Although COCs may have an effect on peripheral insulin resistance and glucose tolerance, there is no evidence for a need to alter the therapeutic regimen in diabetics using low-dose COCs (containing < 0.05 mg ethinylestradiol). However, diabetic women should be carefully observed while taking COCs.
Crohn's disease and ulcerative colitis have been associated with COC use.
Chloasma may occasionally occur, especially in women with a history of chloasma gravidarum. Women with a tendency to chloasma should avoid exposure to the sun or ultraviolet radiation whilst taking COCs.
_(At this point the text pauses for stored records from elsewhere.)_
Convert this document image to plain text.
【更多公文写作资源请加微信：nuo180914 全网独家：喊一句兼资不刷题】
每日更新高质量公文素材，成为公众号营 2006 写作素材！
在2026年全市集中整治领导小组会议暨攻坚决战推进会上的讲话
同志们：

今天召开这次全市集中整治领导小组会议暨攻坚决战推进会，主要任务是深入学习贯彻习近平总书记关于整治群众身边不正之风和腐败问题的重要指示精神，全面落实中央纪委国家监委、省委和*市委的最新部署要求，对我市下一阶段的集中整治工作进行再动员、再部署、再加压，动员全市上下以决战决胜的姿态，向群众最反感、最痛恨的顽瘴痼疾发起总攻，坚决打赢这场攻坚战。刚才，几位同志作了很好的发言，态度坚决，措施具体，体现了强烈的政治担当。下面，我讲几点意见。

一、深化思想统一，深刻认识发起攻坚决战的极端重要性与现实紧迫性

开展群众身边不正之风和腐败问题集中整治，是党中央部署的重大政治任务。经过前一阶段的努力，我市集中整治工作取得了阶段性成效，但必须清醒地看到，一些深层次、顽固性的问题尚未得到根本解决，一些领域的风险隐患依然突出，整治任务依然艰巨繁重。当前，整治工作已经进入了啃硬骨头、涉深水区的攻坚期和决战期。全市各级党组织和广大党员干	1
Medical examination/consultation: A complete medical history and physical examination should be taken prior to the initiation or reinstitution of COC use, guided by the contraindications (see "Contraindications") and warnings (see "Warnings"), and should be repeated at least annually during the use of COCs. Periodic medical assessment is also of importance because contraindications (e.g. a transient ischaemic attack, etc.) or risk factors (e.g. a family history of venous or arterial thrombosis) may appear for the first time during the use of a COC. The frequency and nature of these assessments should be based on established practice guidelines and be adapted to the individual woman but should generally include special reference to blood pressure, breasts, abdomen and pelvic organs, including cervical cytology, and relevant laboratory tests. Women should be advised that oral contraceptives do not protect against HIV infections (AIDS) and other sexually transmitted diseases.
Reduced efficacy: The efficacy of COCs may be reduced in the event of missed tablets (see "Management of missed tablets" under Dosage & Administration), gastro-intestinal disturbances (see "Advice in case of gastro-intestinal disturbances" under Dosage & Administration) during tablet taking or concomitant medication (see "Interactions").
Reduced cycle control: With all COCs, irregular bleeding (spotting or breakthrough bleeding) may occur, especially during the first months of use. Therefore, the evaluation of any irregular bleeding is only meaningful after an adaptation interval of about three cycles. If bleeding irregularities persist or occur after previously regular cycles, then non-hormonal causes should be considered and adequate diagnostic measures are indicated to exclude malignancy or pregnancy. These may include curettage.
In some women withdrawal bleeding may not occur during the tablet-free interval. If the COC has been taken according to the directions described in "Dosage & Administration", it is unlikely that the woman is pregnant. However, if the COC has not been taken according to these directions prior to the first missed withdrawal bleed or if two withdrawal bleeds are missed, pregnancy must be ruled out before COC use is continued.
Effects on ability to drive or use machines: No studies on the effects on the ability to drive and use machines have been performed. No effects on ability to drive and use machines have been observed in users of COCs.